Final answer:
We constructed a 95% confidence interval for the population mean of the soft drink, which resulted in (1.9802, 1.9998) liters. A hypothesis test at a 0.05 level of significance revealed that we can reject the null hypothesis, suggesting that the population mean differs from 2.0 liters.
Step-by-step explanation:
To answer the question regarding whether the proper amount of soft drink has been placed in 2-liter bottles, we can use statistical methods.
Part a: Constructing a 95% Confidence Interval
To construct the 95% confidence interval for the population mean, we will use the sample mean (1.99 liters) and the population standard deviation (0.05 liters) provided by the Weights and Measures Department.
Since the sample size is 100, which is a large sample size, we can use the z-distribution for our calculations.
The formula for a confidence interval is:
CI = µ ± (z*σ/√n)
Where ± represents plus or minus, µ is the sample mean, z is the z-score for our confidence level (1.96 for 95%), σ is the standard deviation, and n is the sample size.
Plugging in the values:
CI = 1.99 ± (1.96*0.05/10)
CI = 1.99 ± (0.0098)
CI = (1.9802, 1.9998)
Part b: Hypothesis Testing at the 0.05 Level of Significance
For the hypothesis test, we have the following:
- H0: µ = 2.0 (The population mean is 2 liters)
- Ha: µ ≠ 2.0 (The population mean is not 2 liters)

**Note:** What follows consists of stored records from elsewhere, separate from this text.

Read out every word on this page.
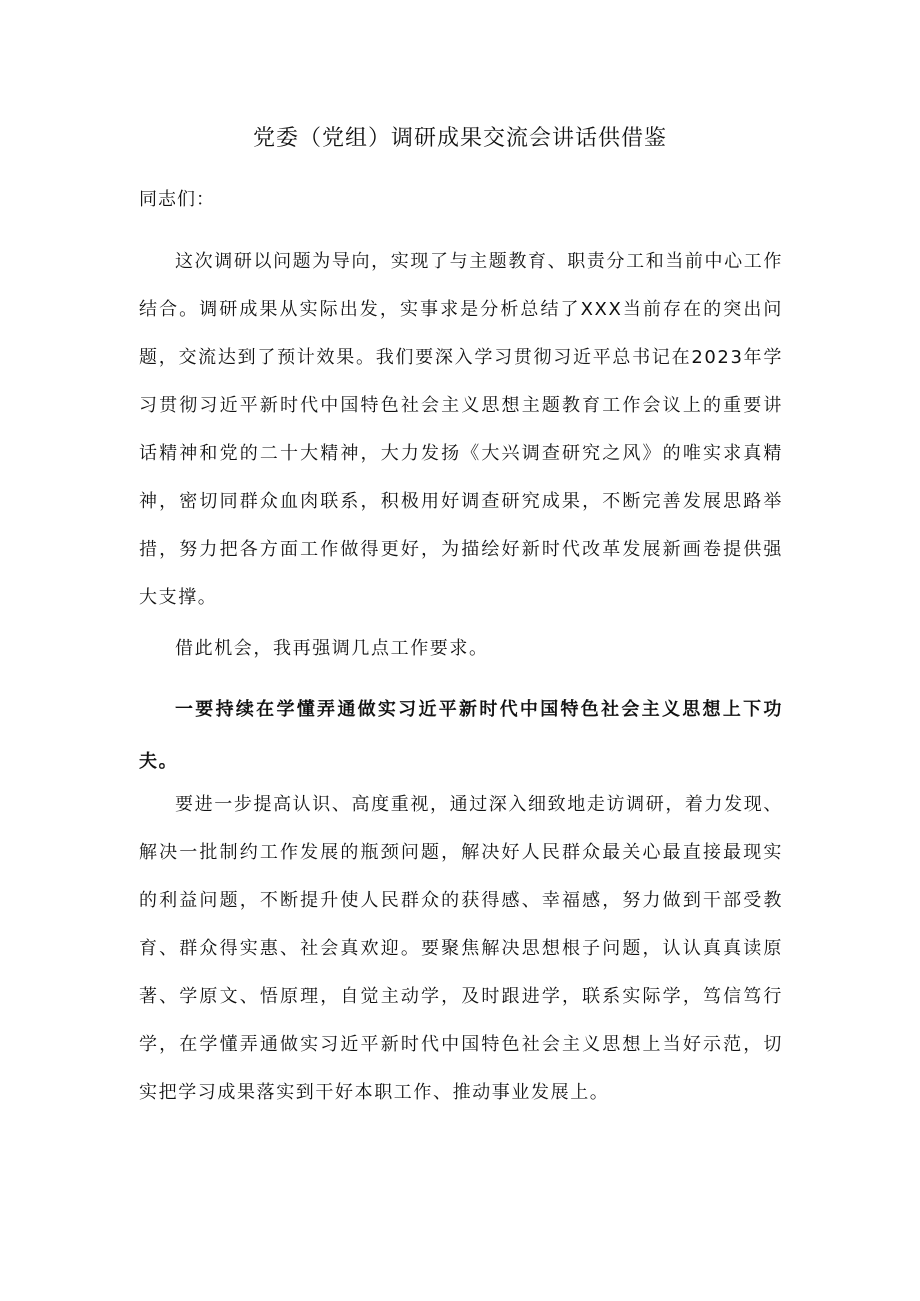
党委（党组）调研成果交流会讲话供借鉴

同志们：

这次调研以问题为导向，实现了与主题教育、职责分工和当前中心工作结合。调研成果从实际出发，实事求是分析总结了XXX当前存在的突出问题，交流达到了预计效果。我们要深入学习贯彻习近平总书记在2023年学习贯彻习近平新时代中国特色社会主义思想主题教育工作会议上的重要讲话精神和党的二十大精神，大力发扬《大兴调查研究之风》的唯实求真精神，密切同群众血肉联系，积极用好调查研究成果，不断完善发展思路举措，努力把各方面工作做得更好，为描绘好新时代改革发展新画卷提供强大支撑。

借此机会，我再强调几点工作要求。

一要持续在学懂弄通做实习近平新时代中国特色社会主义思想上下功夫。

要进一步提高认识、高度重视，通过深入细致地走访调研，着力发现、解决一批制约工作发展的瓶颈问题，解决好人民群众最关心最直接最现实的利益问题，不断提升使人民群众的获得感、幸福感，努力做到干部受教育、群众得实惠、社会真欢迎。要聚焦解决思想根子问题，认认真真读原著、学原文、悟原理，自觉主动学，及时跟进学，联系实际学，笃信笃行学，在学懂弄通做实习近平新时代中国特色社会主义思想上当好示范，切实把学习成果落实到干好本职工作、推动事业发展上。
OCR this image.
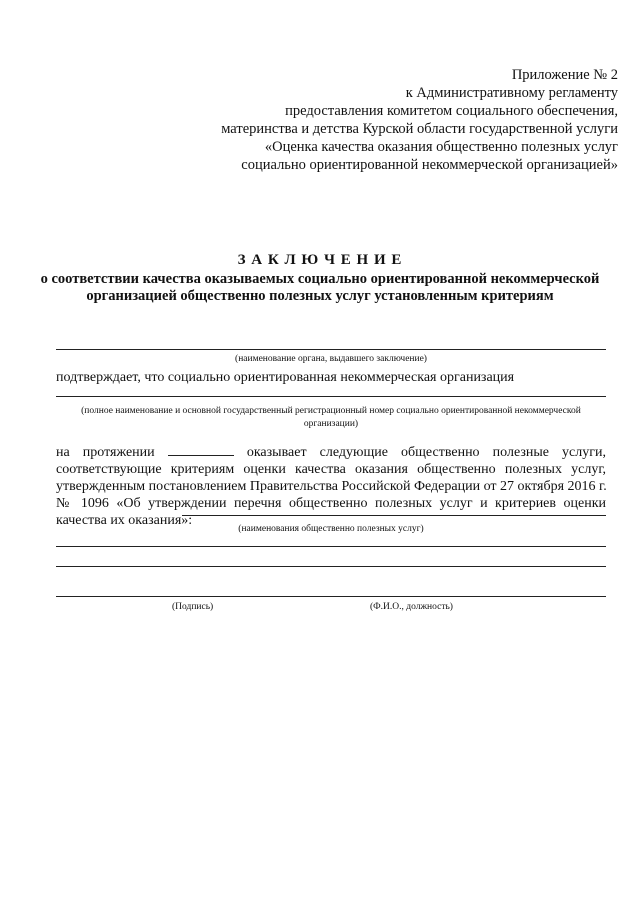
Приложение № 2
к Административному регламенту
предоставления комитетом социального обеспечения,
материнства и детства Курской области государственной услуги
«Оценка качества оказания общественно полезных услуг
социально ориентированной некоммерческой организацией»
З А К Л Ю Ч Е Н И Е
о соответствии качества оказываемых социально ориентированной некоммерческой
организацией общественно полезных услуг установленным критериям
(наименование органа, выдавшего заключение)
подтверждает, что социально ориентированная некоммерческая организация
(полное наименование и основной государственный регистрационный номер социально ориентированной некоммерческой
организации)
на протяжении	оказывает следующие общественно полезные услуги,
соответствующие критериям оценки качества оказания общественно полезных услуг,
утвержденным постановлением Правительства Российской Федерации от 27 октября 2016 г.
№ 1096 «Об утверждении перечня общественно полезных услуг и критериев оценки
качества их оказания»:
(наименования общественно полезных услуг)
(Подпись)	(Ф.И.О., должность)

We use the z-test for testing the hypothesis since the standard deviation is known and the sample size is large.
The test statistic (z) is calculated as:
z = (x - µ) / (σ/√n)
Again, plugging in the values:
z = (1.99 - 2.00) / (0.05/10)
z = -2
Since the absolute value of the observed z is greater than the critical z value of 1.96 for a two-tailed test at the 0.05 significance level, we reject the null hypothesis and conclude that there is evidence that the population mean is different from 2.0 liters.